An Alberta senior claims he had to sell his home to cover the cost of a painting bill forced upon him by village officials.
Bill Yarmovich, 86, told CTV News that he tried to paint his house himself in 2015 after the Village of Ryley sent him a bylaw notice for "unsightly premises."
Because of his age, the work was slow-going. Yarmovich managed to get started on the project, but slipped off his ladder and broke a couple ribs.
The village council took mercy on him and extended the deadline to have the painting finished, he told Global News.
Yarmovich talks to CTV News about the painting bill. Story continues below:
However, while his ribs were healing, he said bylaw officers gave him a ticket for tall grass; Ryley has a "community standards" bylaw that requires homes' exteriors and properties be kept neat and tidy.
The village then "got somebody to cut the grass. Charged $200 for a job that’s worth $25," he told Global News.
Still, Yarmovich persevered. He paid the ticket and in the summer of 2016 was back to painting his house.
However, heavy rain left him unable to paint for most of the summer, he said, and the deadline set out by the village passed.
When he hadn't finished painting his house, reports the Tofield Mercury, the village arranged to have a crew do it.

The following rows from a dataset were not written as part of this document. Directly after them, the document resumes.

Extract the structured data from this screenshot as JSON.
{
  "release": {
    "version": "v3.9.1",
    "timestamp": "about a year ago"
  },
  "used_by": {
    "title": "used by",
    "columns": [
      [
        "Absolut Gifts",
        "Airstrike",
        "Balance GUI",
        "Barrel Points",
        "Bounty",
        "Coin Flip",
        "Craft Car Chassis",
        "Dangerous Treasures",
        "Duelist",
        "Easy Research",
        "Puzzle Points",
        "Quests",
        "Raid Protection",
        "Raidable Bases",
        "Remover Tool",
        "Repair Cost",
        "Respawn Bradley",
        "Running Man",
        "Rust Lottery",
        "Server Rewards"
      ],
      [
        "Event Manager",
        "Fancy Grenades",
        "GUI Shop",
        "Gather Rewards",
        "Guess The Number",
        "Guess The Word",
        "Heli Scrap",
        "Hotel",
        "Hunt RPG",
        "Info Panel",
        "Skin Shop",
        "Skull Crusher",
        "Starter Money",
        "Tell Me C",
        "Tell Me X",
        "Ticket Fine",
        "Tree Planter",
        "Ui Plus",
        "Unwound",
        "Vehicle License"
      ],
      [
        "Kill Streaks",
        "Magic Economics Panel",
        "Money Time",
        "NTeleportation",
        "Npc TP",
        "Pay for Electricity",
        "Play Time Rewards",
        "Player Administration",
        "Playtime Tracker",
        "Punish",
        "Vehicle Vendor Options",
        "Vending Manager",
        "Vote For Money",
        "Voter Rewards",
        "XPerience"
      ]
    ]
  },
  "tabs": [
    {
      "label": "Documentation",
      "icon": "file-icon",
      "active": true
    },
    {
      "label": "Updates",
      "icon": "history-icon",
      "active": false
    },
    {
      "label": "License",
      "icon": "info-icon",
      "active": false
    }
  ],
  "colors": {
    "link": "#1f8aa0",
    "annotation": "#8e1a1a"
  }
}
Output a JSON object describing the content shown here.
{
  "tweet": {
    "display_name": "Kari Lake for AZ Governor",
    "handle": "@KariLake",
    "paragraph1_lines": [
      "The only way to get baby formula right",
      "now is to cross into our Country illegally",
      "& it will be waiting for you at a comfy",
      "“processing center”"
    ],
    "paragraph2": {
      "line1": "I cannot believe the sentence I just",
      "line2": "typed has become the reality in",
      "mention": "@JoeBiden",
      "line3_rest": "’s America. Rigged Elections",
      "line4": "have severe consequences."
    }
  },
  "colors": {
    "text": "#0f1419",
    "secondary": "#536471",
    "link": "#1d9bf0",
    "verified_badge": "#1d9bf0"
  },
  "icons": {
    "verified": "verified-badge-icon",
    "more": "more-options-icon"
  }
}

Along with that came a bill, with interest and fees, of more than $4,000.
"$4,000 does not grow on trees," he told CTV News.
Yarmovich he looked into government assistance to help cover the invoice, but when it was not available to him, he had no choice but to sell his home.
"Luckily, a guy was interested and he bought it, which was a relief. Even though, I basically gave it away, it was a relief," he said in a Global interview.
The Elder Advocates of Alberta Society says it's looking into the case, and has asked the Village of Ryley to consider waiving the painting fees and to return the lawn-mowing fine, reported the Tofield Mercury.
Ryley residents expressed their dismay at council's actions on the Tofield Mercury's Facebook page.
"So heartbroken for this old guy, seriously he broke ribs trying to comply with the order to paint his home...where did all the good helpful neighbors go?" asked Jenny Schultz.
"I think the village needs to help seniors. I think the government of Alberta needs to provide help to seniors who are in such difficulties. This poor man. I can't imagine how the village would be so indifferent to his plight. It's shameful. Just shameful," wrote Julie Ali.
The Village of Ryley is located about an hour's drive east of Edmonton.